Peter Edelman is the Carmack Waterhouse Professor of Law and Public Policy at Georgetown University Law Center, where he teaches constitutional law and poverty law and is faculty director of the Georgetown Center on Poverty and Inequality. On the faculty since 1982, he has also served in all three branches of government. During President Clinton’s first term he was Counselor to HHS Secretary Donna Shalala and then Assistant Secretary for Planning and Evaluation.

Professor Edelman has been Associate Dean of the Law Center, Director of the New York State Division for Youth, and Vice President of the University of Massachusetts.  He was a Legislative Assistant to Senator Robert F. Kennedy and Issues Director for Senator Edward Kennedy’s 1980 Presidential campaign. Prior to working for RFK, he clerked for Supreme Court Justice Arthur J. Goldberg and before that for Judge Henry J. Friendly on the U.S. Court of Appeals. He also served as Special Assistant to U.S. Assistant Attorney General John Douglas, and was a partner in the law firm of Foley & Lardner.

Mr. Edelman’s current book is Not a Crime to Be Poor: The Criminalization of Poverty in America, for which he received the 38th Annual RFK Book Award.  Previously he wrote So Rich, So Poor: Why It’s So Hard to End Poverty in America, and prior to that he wrote Searching for America’s Heart: RFK and the Renewal of Hope. His article in the Atlantic Monthly, entitled “The Worst Thing Bill Clinton Has Done,” received the Harry Chapin Media Award.

Professor Edelman has chaired and been a board member of numerous organizations and foundations. He is currently chair of the District of Columbia Access to Justice Commission and board chair of the National Center for Youth Law.  He previously chaired the American Constitution Society for Law and Policy, the Public Welfare Foundation, and the New Israel Fund.

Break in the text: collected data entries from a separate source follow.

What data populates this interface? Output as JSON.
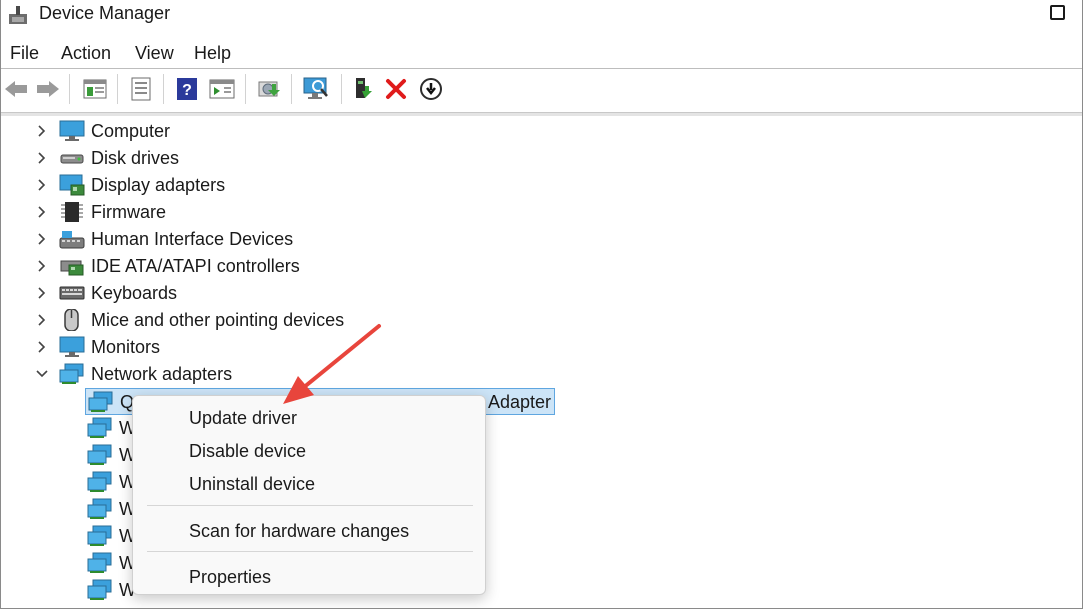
{
  "window": {
    "title": "Device Manager"
  },
  "menu": [
    "File",
    "Action",
    "View",
    "Help"
  ],
  "toolbar": {
    "buttons": [
      "back-icon",
      "forward-icon",
      "show-hide-console-tree-icon",
      "properties-icon",
      "help-icon",
      "action-pane-icon",
      "update-driver-icon",
      "scan-hardware-icon",
      "enable-device-icon",
      "uninstall-icon",
      "disable-device-icon"
    ]
  },
  "tree": {
    "categories": [
      {
        "label": "Computer",
        "expanded": false
      },
      {
        "label": "Disk drives",
        "expanded": false
      },
      {
        "label": "Display adapters",
        "expanded": false
      },
      {
        "label": "Firmware",
        "expanded": false
      },
      {
        "label": "Human Interface Devices",
        "expanded": false
      },
      {
        "label": "IDE ATA/ATAPI controllers",
        "expanded": false
      },
      {
        "label": "Keyboards",
        "expanded": false
      },
      {
        "label": "Mice and other pointing devices",
        "expanded": false
      },
      {
        "label": "Monitors",
        "expanded": false
      },
      {
        "label": "Network adapters",
        "expanded": true
      }
    ],
    "network_children": [
      {
        "label": "Q",
        "label_end": "Adapter",
        "selected": true
      },
      {
        "label": "W"
      },
      {
        "label": "W"
      },
      {
        "label": "W"
      },
      {
        "label": "W"
      },
      {
        "label": "W"
      },
      {
        "label": "W"
      },
      {
        "label": "W"
      }
    ]
  },
  "context_menu": {
    "items": [
      "Update driver",
      "Disable device",
      "Uninstall device",
      "Scan for hardware changes",
      "Properties"
    ]
  },
  "colors": {
    "selection_bg": "#cce4f7",
    "annotation_arrow": "#e8453c",
    "uninstall_x": "#e01b1b"
  }
}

Mr. Edelman has been a United States-Japan Leadership Program Fellow, was the J. Skelly Wright Memorial Fellow at Yale Law School, and has received numerous honors and awards for his work, including the William J. Brennan, Jr. Award from the D.C. Bar in 2005. He grew up in Minneapolis, Minnesota, and graduated from Harvard College and Harvard Law School.